Human adenoviruses (HAdV), particularly serotypes 3 and 7, are significant pathogens that cause respiratory tract infection. Here, we developed a novel HAdV diagnostic assay, termed HAdV-MCDA-CRISPR, by combining multiple cross displacement amplification (MCDA) with CRISPR/Cas12a-based detection. HAdV-MCDA-CRISPR assay uses MCDA to amplify target DNA, followed by detection of predefined sequences using a CRISPR/Cas12a-crRNA complex.
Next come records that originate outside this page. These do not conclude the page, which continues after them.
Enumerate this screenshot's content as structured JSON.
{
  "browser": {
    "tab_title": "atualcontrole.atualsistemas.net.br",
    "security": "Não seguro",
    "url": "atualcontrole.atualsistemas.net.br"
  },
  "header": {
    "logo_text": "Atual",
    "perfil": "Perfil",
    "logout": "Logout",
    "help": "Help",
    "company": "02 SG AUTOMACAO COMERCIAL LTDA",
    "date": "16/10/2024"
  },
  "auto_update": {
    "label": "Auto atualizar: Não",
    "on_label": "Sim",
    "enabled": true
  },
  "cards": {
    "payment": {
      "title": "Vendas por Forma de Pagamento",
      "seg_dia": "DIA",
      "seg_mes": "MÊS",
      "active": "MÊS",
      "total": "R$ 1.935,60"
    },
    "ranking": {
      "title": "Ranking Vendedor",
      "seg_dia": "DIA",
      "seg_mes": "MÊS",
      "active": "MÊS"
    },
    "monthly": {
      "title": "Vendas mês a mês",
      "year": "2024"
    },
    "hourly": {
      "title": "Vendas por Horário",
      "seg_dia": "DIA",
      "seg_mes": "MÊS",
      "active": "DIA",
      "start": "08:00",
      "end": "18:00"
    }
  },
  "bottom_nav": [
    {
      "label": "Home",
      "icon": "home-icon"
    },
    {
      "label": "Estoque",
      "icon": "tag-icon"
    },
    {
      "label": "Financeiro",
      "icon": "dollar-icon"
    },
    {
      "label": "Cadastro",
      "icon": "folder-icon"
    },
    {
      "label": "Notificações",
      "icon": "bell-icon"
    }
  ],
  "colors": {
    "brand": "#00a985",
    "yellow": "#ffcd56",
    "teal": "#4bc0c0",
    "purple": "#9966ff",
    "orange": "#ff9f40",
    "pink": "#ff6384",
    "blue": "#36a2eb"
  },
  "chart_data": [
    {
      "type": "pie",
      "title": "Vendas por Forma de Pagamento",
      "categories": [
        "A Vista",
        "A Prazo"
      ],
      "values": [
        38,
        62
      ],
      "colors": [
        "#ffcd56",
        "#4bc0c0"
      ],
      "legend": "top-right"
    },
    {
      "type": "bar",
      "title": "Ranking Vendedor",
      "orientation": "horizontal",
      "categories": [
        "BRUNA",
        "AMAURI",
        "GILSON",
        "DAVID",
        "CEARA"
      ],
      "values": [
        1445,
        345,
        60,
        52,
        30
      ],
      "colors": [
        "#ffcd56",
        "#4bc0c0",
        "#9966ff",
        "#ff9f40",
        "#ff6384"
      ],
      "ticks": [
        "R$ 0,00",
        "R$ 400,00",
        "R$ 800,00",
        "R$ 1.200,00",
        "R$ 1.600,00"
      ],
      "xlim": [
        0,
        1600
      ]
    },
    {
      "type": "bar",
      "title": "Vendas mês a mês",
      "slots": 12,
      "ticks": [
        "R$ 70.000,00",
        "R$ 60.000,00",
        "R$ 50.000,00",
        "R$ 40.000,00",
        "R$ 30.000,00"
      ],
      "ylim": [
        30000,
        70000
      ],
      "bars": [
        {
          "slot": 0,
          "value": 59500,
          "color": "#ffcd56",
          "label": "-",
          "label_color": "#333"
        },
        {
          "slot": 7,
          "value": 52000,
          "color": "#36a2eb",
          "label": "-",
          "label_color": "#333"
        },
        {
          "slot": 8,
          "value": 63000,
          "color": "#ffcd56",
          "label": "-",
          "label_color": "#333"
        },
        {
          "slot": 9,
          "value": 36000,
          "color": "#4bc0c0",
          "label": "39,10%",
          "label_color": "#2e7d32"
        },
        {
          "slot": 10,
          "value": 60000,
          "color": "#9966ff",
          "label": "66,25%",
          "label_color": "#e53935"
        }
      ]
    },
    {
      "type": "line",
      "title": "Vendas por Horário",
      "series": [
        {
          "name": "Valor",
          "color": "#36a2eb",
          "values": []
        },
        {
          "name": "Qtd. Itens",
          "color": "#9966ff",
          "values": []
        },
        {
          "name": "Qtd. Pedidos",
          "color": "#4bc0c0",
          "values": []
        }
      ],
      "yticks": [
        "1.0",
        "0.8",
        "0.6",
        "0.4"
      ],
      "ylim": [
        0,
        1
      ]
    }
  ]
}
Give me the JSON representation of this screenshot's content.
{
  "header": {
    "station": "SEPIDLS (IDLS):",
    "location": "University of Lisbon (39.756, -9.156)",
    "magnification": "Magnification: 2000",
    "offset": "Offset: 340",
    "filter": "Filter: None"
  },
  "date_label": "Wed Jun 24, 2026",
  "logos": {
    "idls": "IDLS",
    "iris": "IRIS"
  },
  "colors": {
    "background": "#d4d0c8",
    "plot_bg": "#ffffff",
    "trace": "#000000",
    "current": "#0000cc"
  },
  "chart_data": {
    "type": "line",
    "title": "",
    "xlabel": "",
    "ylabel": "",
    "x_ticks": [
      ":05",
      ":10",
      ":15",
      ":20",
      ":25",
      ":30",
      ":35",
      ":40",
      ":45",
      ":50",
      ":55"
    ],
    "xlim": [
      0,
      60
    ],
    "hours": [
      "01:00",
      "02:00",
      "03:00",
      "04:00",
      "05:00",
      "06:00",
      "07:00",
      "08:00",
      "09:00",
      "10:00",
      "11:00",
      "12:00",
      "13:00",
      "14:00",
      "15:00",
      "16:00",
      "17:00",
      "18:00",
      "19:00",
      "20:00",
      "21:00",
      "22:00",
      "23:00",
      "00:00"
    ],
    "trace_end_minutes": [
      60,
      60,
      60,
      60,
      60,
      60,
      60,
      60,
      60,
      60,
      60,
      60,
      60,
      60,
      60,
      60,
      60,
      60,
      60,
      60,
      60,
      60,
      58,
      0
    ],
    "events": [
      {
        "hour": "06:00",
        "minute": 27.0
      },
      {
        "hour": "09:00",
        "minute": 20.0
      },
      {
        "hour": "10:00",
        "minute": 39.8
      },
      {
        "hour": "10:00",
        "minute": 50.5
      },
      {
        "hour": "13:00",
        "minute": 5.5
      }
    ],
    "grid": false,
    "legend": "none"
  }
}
Resulting fluorescence from probe cleavage indicates a positive result. A set of 10 MCDA primers and a specific crRNA were designed to ensure high specificity of HAdV-MCDA-CRISPR assay. The entire procedure, including rapid template preparation (∼15 min), MCDA reaction (40 min), and result interpretation (5 min), takes approximately one hour. Targeting the conserved hexon gene, HAdV-MCDA-CRISPR achieves high sensitivity under optimized MCDA reaction conditions (40 min at 66 °C), detecting as little as 1.92 copies/μL of hexon-containing plasmid DNA without cross-reactivity. Validation using 128 clinical samples demonstrated 78/80 positive results for HAdV-positive patients and 48/48 negative results for HAdV-negative patients. Thus, HAdV-MCDA-CRISPR assay offers a promising alternative for rapid and accurate clinical diagnosis of HAdV-3 and HAdV-7 infections.